Augusto Gazir
Agência Folha
de Brasília
No cargo desde o dia 14, o novo ministro da Justiça, José Gregori, voltou a bater na tecla de antigas propostas do governo para o setor. Gregori anunciou prioridade a projetos que, devido à descontinuidade no ministério, não foram levados à frente.
Mudanças na lei e no controle sobre armas, reforma nas polícias e discussão sobre ética na programação das TVs são temas propostos pelo governo há quatro anos, desde o lançamento do Programa Nacional de Direitos Humanos. Na época, José Gregori era o secretário da área.
A unificação e o ‘‘provão’’ das polícias, por exemplo – anunciados pelo novo ministro em sua posse –, estão no relatório final do grupo que, em 1997, formulou propostas para o sistema de segurança do País. Gregori comandou a comissão. O ministro da pasta era o senador Iris Rezende (PMDB-GO).
‘‘Apresentamos um documento com 20 propostas. Nenhuma medida foi implementada, nada foi feito. O governo já tem a régua e o compasso’’, afirmou o advogado Luiz Ferraz Moulin. Ele foi um dos 20 especialistas que integraram a comissão do ministério.

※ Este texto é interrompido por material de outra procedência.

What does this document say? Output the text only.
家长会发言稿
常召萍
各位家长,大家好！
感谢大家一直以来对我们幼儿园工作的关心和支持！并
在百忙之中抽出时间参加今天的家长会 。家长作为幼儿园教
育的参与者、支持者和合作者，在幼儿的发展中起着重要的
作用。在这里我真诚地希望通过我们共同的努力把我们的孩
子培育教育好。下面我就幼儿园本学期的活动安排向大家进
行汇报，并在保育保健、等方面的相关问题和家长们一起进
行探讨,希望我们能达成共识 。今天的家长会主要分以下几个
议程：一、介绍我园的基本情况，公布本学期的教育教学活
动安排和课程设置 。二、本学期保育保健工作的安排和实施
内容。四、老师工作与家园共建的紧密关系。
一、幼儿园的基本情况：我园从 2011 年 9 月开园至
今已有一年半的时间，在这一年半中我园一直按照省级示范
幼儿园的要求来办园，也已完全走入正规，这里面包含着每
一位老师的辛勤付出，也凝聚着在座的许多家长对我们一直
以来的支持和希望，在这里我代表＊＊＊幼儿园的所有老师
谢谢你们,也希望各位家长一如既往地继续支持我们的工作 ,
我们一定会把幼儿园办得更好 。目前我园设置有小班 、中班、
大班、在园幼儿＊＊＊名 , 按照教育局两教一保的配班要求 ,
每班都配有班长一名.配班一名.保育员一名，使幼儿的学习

Segundo o advogado, os Estados estão começando a implementar propostas como ouvidoria das polícias, treinamento unificado e formas de controle externo.
Para Moulin, a troca constante de ministros atrapalha a implementação das políticas, opinião igual à do ex-ministro da Justiça Renan Calheiros. O presidente Fernando Henrique Cardoso teve, desde 1995, seis ministros da Justiça. Moulin trabalha hoje para o governo do Espírito Santo.
‘‘A política de combate ao crime tem de ser permanente. O criminoso é quem mais comemora a descontinuidade no ministério’’, afirmou Calheiros, substituído no ano passado.
De acordo com ele, o principal problema é a falta de uma fonte permanente de recursos para a segurança pública no Orçamento. ‘‘A política de investimentos é uma improvisação.’’ O senador quer apresentar uma emenda constitucional para resolver o problema.
O plano de segurança do antecessor de José Gregori, José Carlos Dias, está parado na área econômica do governo por falta de recursos. As medidas do projeto custam, ao todo, aproximadamente R$ 3 bilhões.
A proposta de desarmamento, enviada ao Congresso por Renan Calheiros, foi citada como necessidade absoluta por José Gregori quando tomou posse.
Outro assunto parado é o código de ética das TVs. Como secretário de Direitos Humanos, Gregori tentou criar uma auto-regulamentação para as redes de televisão, um manual de regras para melhorar a qualidade da programação.